Наконец не без труда проснувшийся микрофон прорычал:
– Станов-и-ись! Сми-и-и-и-рно!!!
Появился командующий. Его зам начал движение навстречу, красиво вытягивая носок и безупречно печатая строевой шаг. Оркестр исполнял «Встречный Марш». Когда генералы подошли вплотную друг к другу, дирижёр резко музыку оборвал. Последовал доклад о том, что войска построены для парада по случаю ознаменования. И так далее. Опять под музыку оба прошагали к центру, где на высоком штативе маячил отдельный микрофон.
– Здравствуйте, това-а-а-а-рищи!
Пауза, шум вдыхаемого тысячами грудных клеток воздуха, и, как шквал на море, вздыбивший огромную, словно цунами, волну:
– Здр-р-р-ай-желай-та-а-а-р-ш-ги-и-ра-а-ал!!!

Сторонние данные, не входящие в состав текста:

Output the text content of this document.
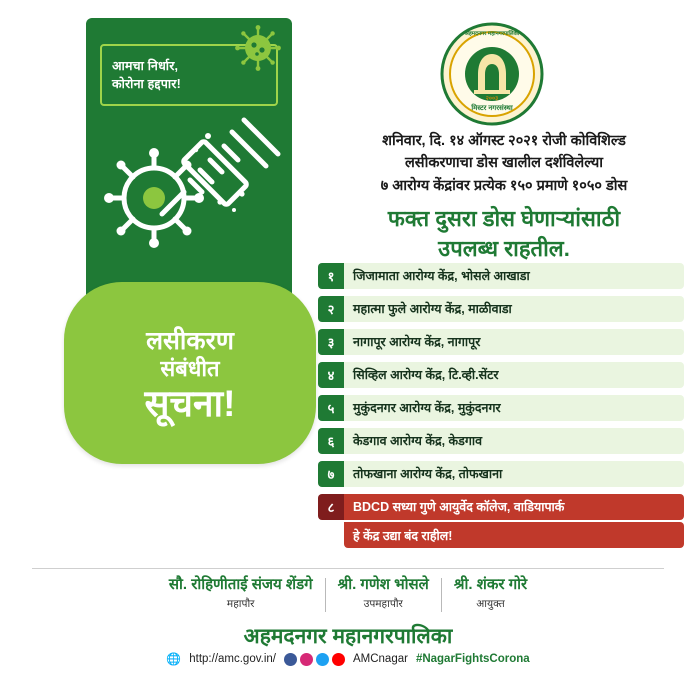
आमचा निर्धार,
कोरोना हद्दपार!
लसीकरण
संबंधीत
सूचना!
मिस्टर नगरसंस्था
अहमदनगर महानगरपालिका
२००३
शनिवार, दि. १४ ऑगस्ट २०२१ रोजी कोविशिल्ड
लसीकरणाचा डोस खालील दर्शविलेल्या
७ आरोग्य केंद्रांवर प्रत्येक १५० प्रमाणे १०५० डोस
फक्त दुसरा डोस घेणाऱ्यांसाठी
उपलब्ध राहतील.
१	जिजामाता आरोग्य केंद्र, भोसले आखाडा
२	महात्मा फुले आरोग्य केंद्र, माळीवाडा
३	नागापूर आरोग्य केंद्र, नागापूर
४	सिव्हिल आरोग्य केंद्र, टि.व्ही.सेंटर
५	मुकुंदनगर आरोग्य केंद्र, मुकुंदनगर
६	केडगाव आरोग्य केंद्र, केडगाव
७	तोफखाना आरोग्य केंद्र, तोफखाना
८	BDCD सध्या गुणे आयुर्वेद कॉलेज, वाडियापार्क
हे केंद्र उद्या बंद राहील!
सौ. रोहिणीताई संजय शेंडगे
महापौर
श्री. गणेश भोसले
उपमहापौर
श्री. शंकर गोरे
आयुक्त
अहमदनगर महानगरपालिका
🌐 http://amc.gov.in/	AMCnagar #NagarFightsCorona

И покатилось, на пути сметая кварталы, штабы и примыкающий к городу лес. А генерал, добавляя жару:
– Поздравляю вас с шестидесятипятилетней годовщиной Великой Октябрьской Социалистической Революции!
– Ур-р-р-а-а-а!!! Ур-р-р-а-а-а!!! Ур-р-ра-а-а!!!
Троекратно, протяжно, переваливаясь волной от батальона к батальону. Возбуждённые лица. У всех. Когда войско не на войне, а на параде – зрелище великолепное. Это особая, психологически выкованная сила. Какой эмоциональный заряд. Блеск и восторг. Военный дирижёр выбежал на середину и взмахнул тамбурмажором. Оркестранты вскинули трубы на изготовку. Как перед стрельбой. Быстро возвратилась тишина. Дирижёр дёрнулся всем телом и рухнул жезлом сверху вниз. Громыхнуло, будто залп тысячи стволов.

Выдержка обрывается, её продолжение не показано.